Aviva: Stocks and Shares ISA income candidate with a recovery story attached
Any income strategy stands or falls on the quality of individual selections. FTSE 100 insurer Aviva (LSE: AV.) illustrates both the risk and the opportunity. It cut its dividend in 2020, a reminder that even large, established companies are not immune to payout reductions. Since then, the recovery has been sustained.
For the full year 2023, Aviva raised its total dividend by 8% to 33.4 pence per share, with a final dividend of 22.3 pence per share paid on 23 May 2024. The progression continued into 2024: the company announced a final dividend of 23.8 pence per share for the year ending 31 December 2024, payable on 22 May 2025. At the current share price, Aviva yields 5.9%, comfortably above the 5% illustrative rate used above.
Aviva serves 19 million customers and, over the three years to early 2024, returned more than £9 billion in capital and dividends to shareholders. In March 2024, the board also authorised a share buyback programme of up to £300 million, signalling confidence in the balance sheet at the time.
Strategic reshaping and what it means for cash generation
Aviva has been an active portfolio manager in recent years. In March 2024, it completed the disposal of its shareholding in Singapore Life Holdings Pte Ltd for total proceeds of £937 million, reducing overseas exposure. That same month, it acquired Probitas, a Lloyd’s of London platform, for consideration of £242 million (as at 31 December 2023), deepening its presence in the specialty insurance market.
The largest strategic move, though, is the acquisition of Direct Line Insurance Group plc. Aviva made its formal recommended offer announcement on 23 December 2024, with the Scheme Document published on 10 February 2025. The Competition and Markets Authority (CMA) cleared the transaction at Phase 1 on 1 July 2025, having launched its merger inquiry on 14 May 2025, and Aviva completed the acquisition of Direct Line the following day, on 2 July 2025.
The combined business gives Aviva a materially larger domestic footprint.
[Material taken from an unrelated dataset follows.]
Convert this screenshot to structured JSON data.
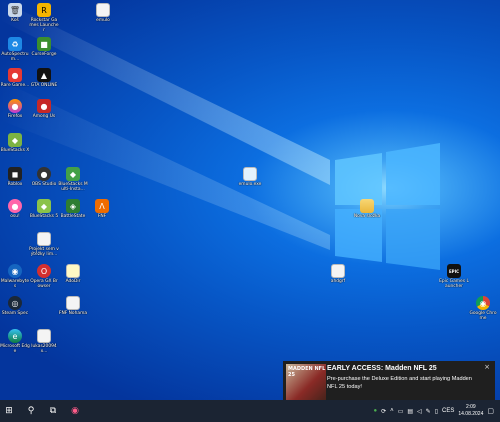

Scale in UK personal lines insurance typically translates into pricing power and cost efficiency, both of which support dividend sustainability. The countervailing risk is competitive: as the enlarged market leader, Aviva may face smaller rivals willing to undercut on price to win share, a dynamic that could squeeze margins if Aviva chooses to respond in kind.
Over the past five years, Aviva’s share price has risen 67%, suggesting the market has already credited much of the strategic progress. That re-rating limits the valuation cushion for new buyers. The income case, however, rests primarily on the dividend trajectory rather than further price appreciation. A 5.9% yield that continues to grow, underpinned by a broader customer base and stronger domestic cash flows post-Direct Line, is the thesis. The next test of it comes with the first set of results that fully consolidates the combined group.